Géraud SpireMissions accomplies

Géraud Spire, devant les locaux de la CCI des Ardennes, à Charleville-Mézières. (Photo : Pascal Rémy)

Patron de l’entreprise familiale durant 42 ans, Géraud Spire (69 ans) restera président de la Chambre de commerce et d’industrie des Ardennes jusqu’en 2021.

«J’ai toujours aimé l’ordre, l’autorité. Je suis un légaliste, attiré par l’uniforme, mais pas celui d’apparat, le treillis me va très bien. La défense du pays est une notion importante pour moi. J’aurais sans doute fait carrière dans l’armée s’il n’y avait pas eu ce conseil familial qui m’a amené à reprendre l’entreprise… ». Président des officiers de réserve depuis 1980, Géraud Spire a en effet emprunté la voie économique en raison de l’état de santé de son père. L’action était son moteur. Et ce quatrième fils d’une fratrie de sept enfants accepta, à 25 ans, le défi de succéder à son père, Jacques et de continuer la saga familiale.

Bachelier en 1969 et sorti diplômé en 1972 de Sciences Po Strasbourg, Géraud Spire, qui pensait se diriger vers l’ENA, est alors fortement encouragé par son père à intégrer l’Ecole Supérieure de Sciences Economiques et Commerciales pour compléter sa formation. Cette école de commerce lui prodigua les capacités nécessaires pour diriger Spire-Frères Bois Construction. « J’y suis entré 48 heures après la fin de ma période militaire avant d’en sortir en juin 1975 pour intégrer le négoce des Forges Saint-Charles puis de prendre le poste de Pdg le 1er avril 1976 trois mois avant la mort de mon père ».

Après Jules, Henri et Jacques, il représente la quatrième et probablement dernière génération Spire. « Il m’a fallu deux ou trois ans pour m’imposer, comprendre les problématiques du négoce et cerner un métier finalement simple qui consiste à acheter en gros, à stocker et à vendre en détail aux artisans du bâtiment.

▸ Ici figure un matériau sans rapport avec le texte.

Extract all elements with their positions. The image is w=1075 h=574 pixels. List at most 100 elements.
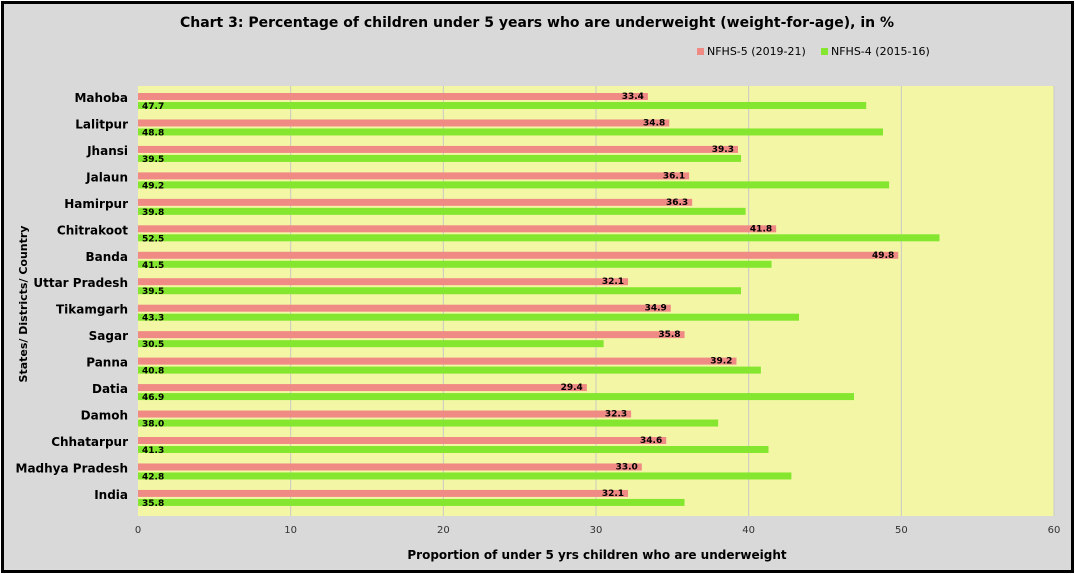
x-tick-label: 20 — [437, 525, 450, 536]
bar-nfhs4-panna — [138, 366, 761, 374]
data-label-nfhs4-jalaun: 49.2 — [142, 181, 164, 191]
data-label-nfhs5-jhansi: 39.3 — [712, 145, 734, 155]
bar-nfhs5-sagar — [138, 331, 685, 339]
data-label-nfhs4-datia: 46.9 — [142, 393, 164, 403]
data-label-nfhs4-mahoba: 47.7 — [142, 102, 164, 112]
data-label-nfhs5-india: 32.1 — [602, 489, 624, 499]
bar-nfhs5-hamirpur — [138, 198, 693, 206]
legend-label-nfhs4: NFHS-4 (2015-16) — [831, 45, 930, 58]
category-label-india: India — [94, 488, 128, 502]
data-label-nfhs4-chhatarpur: 41.3 — [142, 446, 164, 456]
data-label-nfhs4-india: 35.8 — [142, 499, 164, 509]
category-label-damoh: Damoh — [81, 409, 128, 423]
bar-nfhs4-uttar-pradesh — [138, 287, 742, 295]
bar-nfhs4-chhatarpur — [138, 446, 769, 453]
bar-nfhs5-damoh — [138, 410, 632, 418]
bar-nfhs5-chitrakoot — [138, 225, 777, 233]
category-label-lalitpur: Lalitpur — [75, 117, 128, 131]
data-label-nfhs4-hamirpur: 39.8 — [142, 208, 164, 218]
category-label-tikamgarh: Tikamgarh — [56, 303, 128, 317]
bar-nfhs5-datia — [138, 384, 587, 392]
data-label-nfhs4-banda: 41.5 — [142, 261, 164, 271]
category-label-jhansi: Jhansi — [86, 144, 128, 158]
data-label-nfhs5-datia: 29.4 — [561, 383, 583, 393]
data-label-nfhs4-tikamgarh: 43.3 — [142, 314, 164, 324]
bar-nfhs5-tikamgarh — [138, 304, 671, 312]
x-tick-labels: 0 10 20 30 40 50 60 — [135, 525, 1061, 536]
x-axis-title: Proportion of under 5 yrs children who a… — [407, 548, 787, 562]
bar-nfhs4-sagar — [138, 340, 604, 348]
category-label-chhatarpur: Chhatarpur — [51, 435, 128, 449]
bar-nfhs4-madhya-pradesh — [138, 472, 792, 480]
bar-nfhs4-damoh — [138, 419, 719, 427]
data-label-nfhs4-madhya-pradesh: 42.8 — [142, 472, 164, 482]
category-label-uttar-pradesh: Uttar Pradesh — [33, 276, 128, 290]
bar-nfhs5-jhansi — [138, 145, 738, 153]
bar-nfhs4-lalitpur — [138, 128, 884, 136]
bar-nfhs4-mahoba — [138, 102, 867, 109]
category-label-sagar: Sagar — [89, 329, 128, 343]
bar-nfhs5-banda — [138, 251, 899, 259]
data-label-nfhs4-uttar-pradesh: 39.5 — [142, 287, 164, 297]
chart-title: Chart 3: Percentage of children under 5 … — [180, 15, 894, 31]
bar-nfhs5-lalitpur — [138, 119, 670, 127]
bar-nfhs4-jhansi — [138, 154, 742, 162]
data-label-nfhs4-lalitpur: 48.8 — [142, 128, 164, 138]
bar-nfhs4-tikamgarh — [138, 313, 800, 321]
data-label-nfhs5-madhya-pradesh: 33.0 — [616, 462, 638, 472]
data-label-nfhs5-damoh: 32.3 — [605, 410, 627, 420]
data-label-nfhs4-panna: 40.8 — [142, 367, 164, 377]
bar-nfhs4-banda — [138, 260, 772, 268]
bar-nfhs4-jalaun — [138, 181, 890, 189]
data-label-nfhs5-jalaun: 36.1 — [663, 171, 685, 181]
data-label-nfhs5-hamirpur: 36.3 — [666, 198, 688, 208]
legend: NFHS-5 (2019-21) NFHS-4 (2015-16) — [697, 45, 930, 58]
bar-nfhs5-mahoba — [138, 93, 648, 100]
bar-nfhs5-chhatarpur — [138, 437, 667, 444]
data-label-nfhs4-damoh: 38.0 — [142, 420, 164, 430]
bar-nfhs5-uttar-pradesh — [138, 278, 629, 286]
bar-nfhs4-datia — [138, 393, 855, 401]
category-labels: Mahoba Lalitpur Jhansi Jalaun Hamirpur Chitra… — [16, 91, 129, 502]
category-label-madhya-pradesh: Madhya Pradesh — [16, 461, 129, 475]
bar-nfhs4-india — [138, 498, 685, 506]
data-label-nfhs5-panna: 39.2 — [710, 357, 732, 367]
category-label-panna: Panna — [86, 356, 128, 370]
x-tick-label: 60 — [1048, 525, 1061, 536]
bar-chart: Chart 3: Percentage of children under 5 … — [16, 15, 1061, 562]
data-label-nfhs4-chitrakoot: 52.5 — [142, 234, 164, 244]
x-tick-label: 40 — [742, 525, 755, 536]
data-labels: 33.4 47.7 34.8 48.8 39.3 39.5 36.1 49.2 36.3 39.8… — [142, 92, 894, 509]
bar-nfhs4-chitrakoot — [138, 234, 940, 242]
bar-nfhs5-panna — [138, 357, 737, 365]
category-label-chitrakoot: Chitrakoot — [57, 223, 128, 237]
x-tick-label: 30 — [590, 525, 603, 536]
category-label-mahoba: Mahoba — [74, 91, 128, 105]
legend-label-nfhs5: NFHS-5 (2019-21) — [707, 45, 806, 58]
data-label-nfhs5-chhatarpur: 34.6 — [640, 436, 662, 446]
y-axis-title: States/ Districts/ Country — [17, 226, 30, 383]
legend-swatch-nfhs5 — [697, 48, 704, 55]
data-label-nfhs4-sagar: 30.5 — [142, 340, 164, 350]
data-label-nfhs5-banda: 49.8 — [872, 251, 894, 261]
data-label-nfhs5-chitrakoot: 41.8 — [750, 224, 772, 234]
data-label-nfhs5-uttar-pradesh: 32.1 — [602, 277, 624, 287]
data-label-nfhs4-jhansi: 39.5 — [142, 155, 164, 165]
category-label-jalaun: Jalaun — [85, 170, 128, 184]
category-label-hamirpur: Hamirpur — [64, 197, 128, 211]
data-label-nfhs5-sagar: 35.8 — [658, 330, 680, 340]
bar-nfhs5-india — [138, 489, 629, 497]
bar-nfhs5-jalaun — [138, 172, 690, 180]
bar-nfhs5-madhya-pradesh — [138, 463, 642, 471]
bars — [138, 93, 940, 506]
x-tick-label: 0 — [135, 525, 141, 536]
data-label-nfhs5-lalitpur: 34.8 — [643, 118, 665, 128]
data-label-nfhs5-tikamgarh: 34.9 — [645, 304, 667, 314]
legend-swatch-nfhs4 — [821, 48, 828, 55]
bar-nfhs4-hamirpur — [138, 207, 746, 215]
x-tick-label: 10 — [284, 525, 297, 536]
category-label-datia: Datia — [92, 382, 128, 396]
x-tick-label: 50 — [895, 525, 908, 536]
data-label-nfhs5-mahoba: 33.4 — [622, 92, 644, 102]
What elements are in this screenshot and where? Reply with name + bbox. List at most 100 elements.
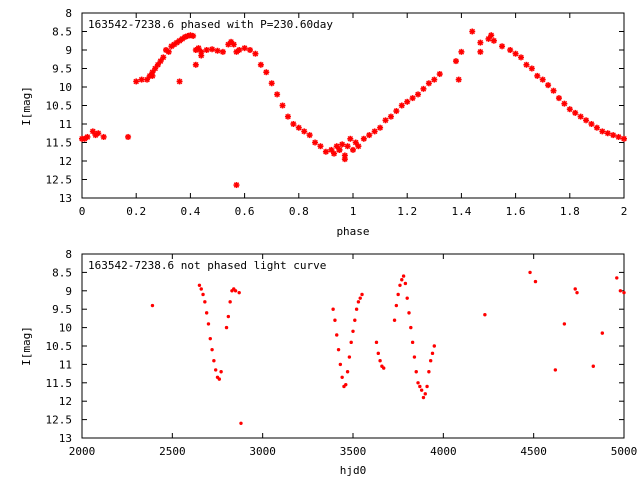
- phased-data-point: [257, 61, 264, 68]
- phased-y-tick-label: 8.5: [52, 26, 72, 39]
- unphased-data-point: [400, 278, 404, 282]
- unphased-x-tick-label: 2000: [69, 445, 96, 458]
- phased-data-point: [452, 58, 459, 65]
- phased-data-point: [154, 61, 161, 68]
- phased-data-point: [593, 124, 600, 131]
- unphased-data-point: [376, 351, 380, 356]
- unphased-data-point: [201, 292, 205, 297]
- unphased-data-point: [418, 384, 422, 389]
- phased-data-point: [241, 45, 248, 52]
- phased-data-point: [341, 156, 348, 163]
- phased-data-point: [233, 182, 240, 189]
- unphased-x-tick-label: 5000: [611, 445, 638, 458]
- unphased-data-point: [409, 325, 413, 330]
- phased-data-point: [499, 43, 506, 50]
- phased-data-point: [149, 72, 156, 79]
- phased-data-point: [366, 132, 373, 139]
- phased-data-point: [523, 61, 530, 68]
- phased-data-point: [295, 124, 302, 131]
- unphased-x-axis-label: hjd0: [340, 464, 367, 477]
- unphased-data-point: [150, 303, 155, 308]
- unphased-data-point: [374, 340, 379, 345]
- unphased-data-point: [349, 340, 353, 345]
- unphased-data-point: [591, 364, 595, 368]
- unphased-data-point: [412, 355, 417, 359]
- unphased-data-point: [210, 347, 214, 352]
- phased-data-point: [485, 35, 492, 42]
- unphased-data-point: [340, 375, 344, 379]
- phased-data-point: [436, 71, 443, 78]
- phased-data-point: [539, 76, 546, 83]
- unphased-data-point: [600, 331, 605, 335]
- phased-data-point: [306, 132, 313, 139]
- unphased-data-point: [427, 370, 431, 374]
- phased-y-axis-label: I[mag]: [20, 86, 33, 126]
- phased-x-tick-label: 0.8: [289, 205, 309, 218]
- unphased-y-tick-label: 12: [59, 395, 72, 408]
- phased-data-point: [100, 133, 107, 140]
- unphased-data-point: [401, 274, 406, 278]
- phased-data-point: [555, 95, 562, 102]
- phased-data-point: [95, 130, 102, 137]
- phased-y-tick-label: 11.5: [46, 137, 73, 150]
- phased-x-tick-label: 1.8: [560, 205, 580, 218]
- unphased-data-point: [228, 300, 232, 304]
- unphased-data-point: [382, 366, 386, 370]
- phased-data-point: [317, 143, 324, 150]
- unphased-data-point: [483, 313, 487, 317]
- phased-data-point: [425, 80, 432, 87]
- unphased-y-tick-label: 11: [59, 358, 72, 371]
- unphased-data-point: [403, 281, 408, 286]
- phased-data-point: [393, 108, 400, 115]
- unphased-x-tick-label: 4000: [430, 445, 457, 458]
- unphased-y-ticks: 8 8.5 9 9.5 10 10.5 11 11.5 12 12.5 13: [46, 248, 624, 445]
- phased-data-point: [610, 132, 617, 139]
- unphased-data-point: [378, 359, 382, 363]
- phased-x-tick-label: 1.6: [506, 205, 526, 218]
- phased-y-tick-label: 11: [59, 118, 72, 131]
- unphased-data-point: [199, 287, 203, 291]
- unphased-data-point: [533, 279, 538, 284]
- phased-data-point: [477, 39, 484, 46]
- phased-x-tick-label: 0.2: [126, 205, 146, 218]
- phased-data-point: [615, 133, 622, 140]
- phased-x-tick-label: 1.2: [397, 205, 417, 218]
- phased-data-point: [190, 32, 197, 39]
- phased-data-point: [583, 117, 590, 124]
- phased-y-tick-label: 12: [59, 155, 72, 168]
- phased-data-point: [133, 78, 140, 85]
- unphased-data-point: [553, 368, 558, 372]
- unphased-chart-title: 163542-7238.6 not phased light curve: [88, 259, 326, 272]
- unphased-data-point: [360, 292, 364, 297]
- phased-data-point: [490, 37, 497, 44]
- unphased-data-point: [414, 370, 418, 374]
- phased-panel: 0 0.2 0.4 0.6 0.8 1 1.2 1.4 1.6 1.8 2 8 8.5 9 9.5 10 10…: [20, 7, 627, 238]
- phased-data-point: [279, 102, 286, 109]
- unphased-data-point: [419, 388, 424, 392]
- phased-data-point: [301, 128, 308, 135]
- unphased-data-point: [428, 359, 433, 363]
- phased-data-point: [561, 100, 568, 107]
- unphased-data-point: [206, 322, 211, 326]
- phased-data-point: [477, 48, 484, 55]
- phased-data-point: [322, 148, 329, 155]
- phased-plot-frame: [81, 12, 625, 199]
- phased-data-point: [89, 128, 96, 135]
- unphased-data-point: [575, 290, 579, 295]
- phased-data-point: [352, 139, 359, 146]
- unphased-y-tick-label: 8.5: [52, 266, 72, 279]
- phased-x-tick-label: 0: [79, 205, 86, 218]
- phased-data-point: [160, 54, 167, 61]
- unphased-data-point: [421, 395, 426, 400]
- unphased-data-point: [347, 355, 352, 359]
- phased-data-point: [290, 121, 297, 127]
- unphased-x-ticks: 2000 2500 3000 3500 4000 4500 5000: [69, 254, 638, 458]
- unphased-data-point: [197, 283, 202, 287]
- phased-data-point: [377, 124, 384, 131]
- phased-data-point: [512, 50, 519, 57]
- unphased-data-point: [416, 381, 420, 385]
- phased-data-point: [230, 41, 237, 48]
- unphased-data-point: [622, 290, 626, 295]
- phased-data-point: [360, 135, 367, 142]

Après avoir pris les choses en mains, j’ai fait en sorte qu’on puisse fournir tous les produits nécessaires à la construction ».

UN HOMME ENGAGÉ AUX MULTIPLES CASQUETTES

Sous son impulsion, la société, qui tournait alors avec une quarantaine de personnes va fortement se développer. « Après avoir procédé au rachat de six de ses concurrents, Gedimat-Spire emploie aujourd’hui 70 salariés. La société compte six points de vente dans les Ardennes et l’Aisne, réalise un chiffre d’affaires de 17 millions d’euros et propose 45 000 références à une clientèle de professionnels et de particuliers. Elle est leader du négoce de bois et matériaux dans les Ardennes en détenant 33% du marché local ».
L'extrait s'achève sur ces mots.